Des soldats du second corps d’artillerie de l’Armée populaire de libération (APL) travaillent sur des ordinateurs dans un endroit inconnu. Le régime chinois utilise les pirates militaires pour alimenter son économie. (mil.huanqiu.com)

Après que les documents volés ont été remis au régime chinois, ils suscitent peu d’intérêt. Ils ne deviennent utiles qu’après avoir été traités en profondeur par un vaste réseau de « centres de transfert ».

D’après le livre publié en 2013 China’s Industrial Espionage (L’espionnage industriel chinois), coécrit par William C. Hannas, James Mulvenon et Anna B. Puglisi, « il n’y a rien de comparable à cela dans les autres nations ».

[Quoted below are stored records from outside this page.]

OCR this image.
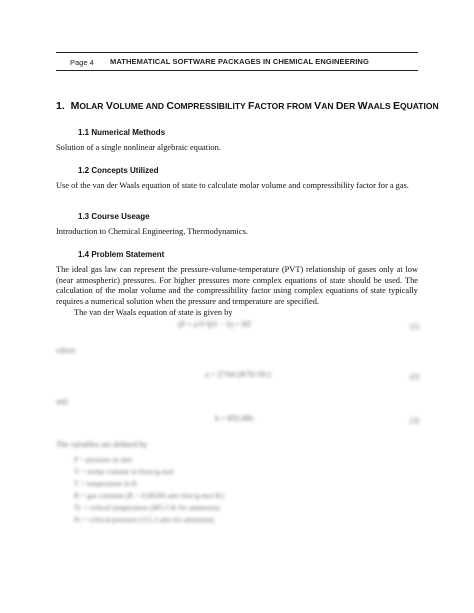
Page 4 MATHEMATICAL SOFTWARE PACKAGES IN CHEMICAL ENGINEERING
1. MOLAR VOLUME AND COMPRESSIBILITY FACTOR FROM VAN DER WAALS EQUATION
1.1 Numerical Methods
Solution of a single nonlinear algebraic equation.
1.2 Concepts Utilized
Use of the van der Waals equation of state to calculate molar volume and compressibility factor for a gas.
1.3 Course Useage
Introduction to Chemical Engineering, Thermodynamics.
1.4 Problem Statement
The ideal gas law can represent the pressure-volume-temperature (PVT) relationship of gases only at low (near atmospheric) pressures. For higher pressures more complex equations of state should be used. The calculation of the molar volume and the compressibility factor using complex equations of state typically requires a numerical solution when the pressure and temperature are specified.
The van der Waals equation of state is given by
(P + a/V²)(V − b) = RT	(1)
where
a = 27/64 (R²Tc²/Pc)	(2)
and
b = RTc/8Pc	(3)
The variables are defined by
P = pressure in atm
V = molar volume in liters/g-mol
T = temperature in K
R = gas constant (R = 0.08206 atm·liter/g-mol·K)
Tc = critical temperature (405.5 K for ammonia)
Pc = critical pressure (111.3 atm for ammonia)
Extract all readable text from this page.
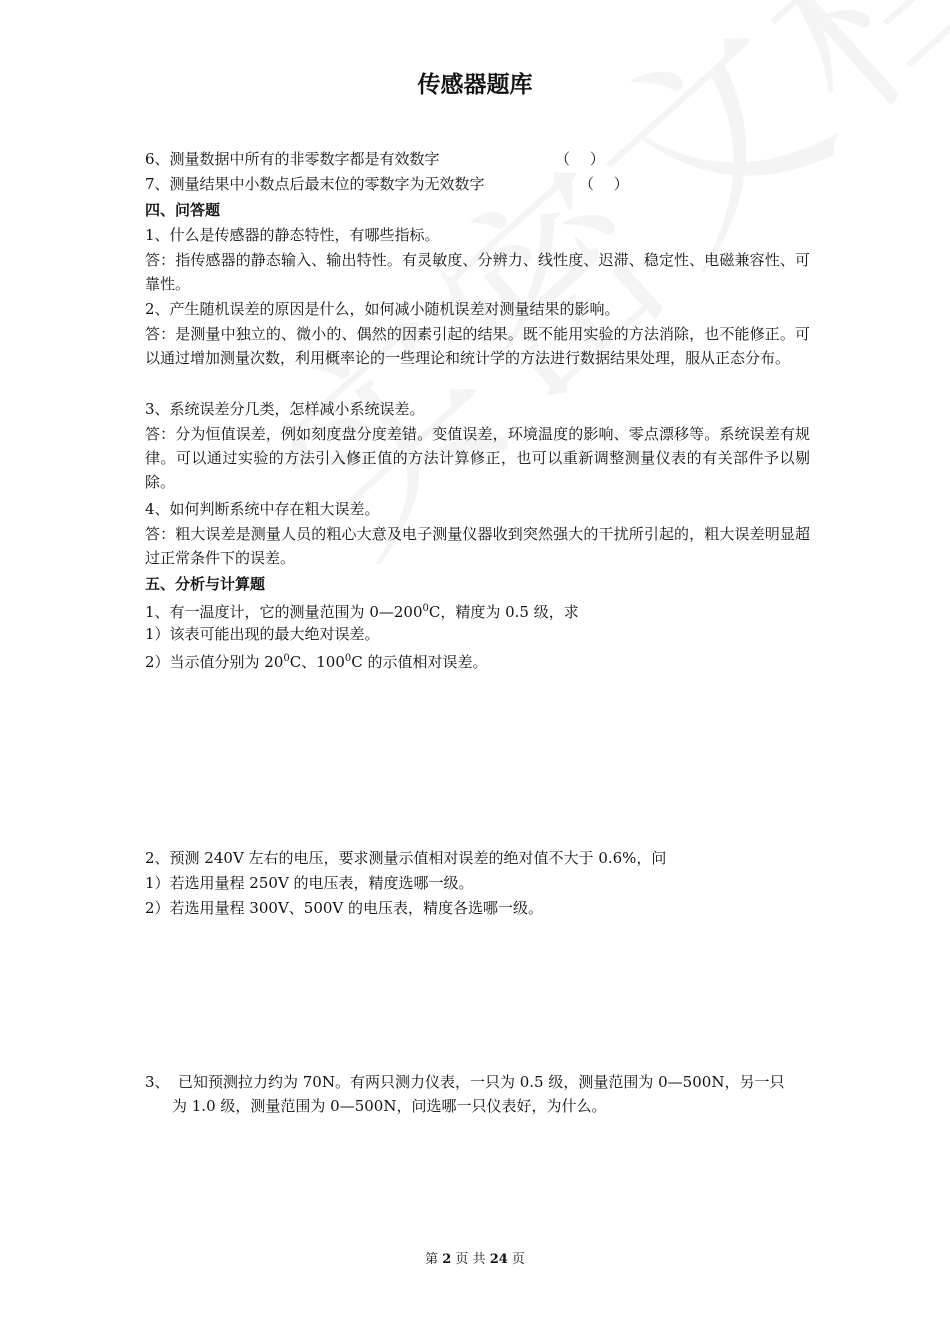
传感器题库
6、测量数据中所有的非零数字都是有效数字	（　 ）
7、测量结果中小数点后最末位的零数字为无效数字	（　 ）
四、问答题
1、什么是传感器的静态特性，有哪些指标。
答：指传感器的静态输入、输出特性。有灵敏度、分辨力、线性度、迟滞、稳定性、电磁兼容性、可靠性。
2、产生随机误差的原因是什么，如何减小随机误差对测量结果的影响。
答：是测量中独立的、微小的、偶然的因素引起的结果。既不能用实验的方法消除，也不能修正。可以通过增加测量次数，利用概率论的一些理论和统计学的方法进行数据结果处理，服从正态分布。
3、系统误差分几类，怎样减小系统误差。
答：分为恒值误差，例如刻度盘分度差错。变值误差，环境温度的影响、零点漂移等。系统误差有规律。可以通过实验的方法引入修正值的方法计算修正，也可以重新调整测量仪表的有关部件予以剔除。
4、如何判断系统中存在粗大误差。
答：粗大误差是测量人员的粗心大意及电子测量仪器收到突然强大的干扰所引起的，粗大误差明显超过正常条件下的误差。
五、分析与计算题
1、有一温度计，它的测量范围为 $0—200^0C$，精度为 0.5 级，求
1）该表可能出现的最大绝对误差。
2）当示值分别为 $20^0C$、$100^0C$ 的示值相对误差。
2、预测 240V 左右的电压，要求测量示值相对误差的绝对值不大于 0.6%，问
1）若选用量程 250V 的电压表，精度选哪一级。
2）若选用量程 300V、500V 的电压表，精度各选哪一级。
3、 已知预测拉力约为 70N。有两只测力仪表，一只为 0.5 级，测量范围为 0—500N，另一只
为 1.0 级，测量范围为 0—500N，问选哪一只仪表好，为什么。
第 2 页 共 24 页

« Le système est gargantuesque, capable de gérer un pays de 1,3 milliard d’habitants, à même de fonctionner sur une échelle tellement grande que en comparaison, le Bureau chinois de Science et Technologie semble minuscule », racontent-ils, avant d’ajouter « nous parlons ici d’un système élaboré, complet, traquant les technologies étrangères, avec pour but leur acquisition par tous les moyens possibles et inimaginables, afin d’en tirer des armes ou encore des biens de consommation qui soient compétitifs ».

Le département chargé de la rétro-ingénierie est officiellement nommé « Centre national chinois de transfert de technologie », ou encore « Organisations de démonstration nationale ». Le livre souligne que ces groupes ont commencé à être opérationnels en Chine à partir de septembre 2001 et qu’ils étaient « établis politiquement » à travers la « (mise-en-œuvre) du plan de promotion de transfert technologique national en décembre 2007 ».

Les auteurs du livre estiment que 202 centres de « démonstration » sont actuellement en action en Chine. Toutefois, l’ampleur effective est potentiellement beaucoup plus conséquente, puisque ces 202 centres sont en vérité des « modèles d’inspiration pour d’autres infrastructures de transfert ».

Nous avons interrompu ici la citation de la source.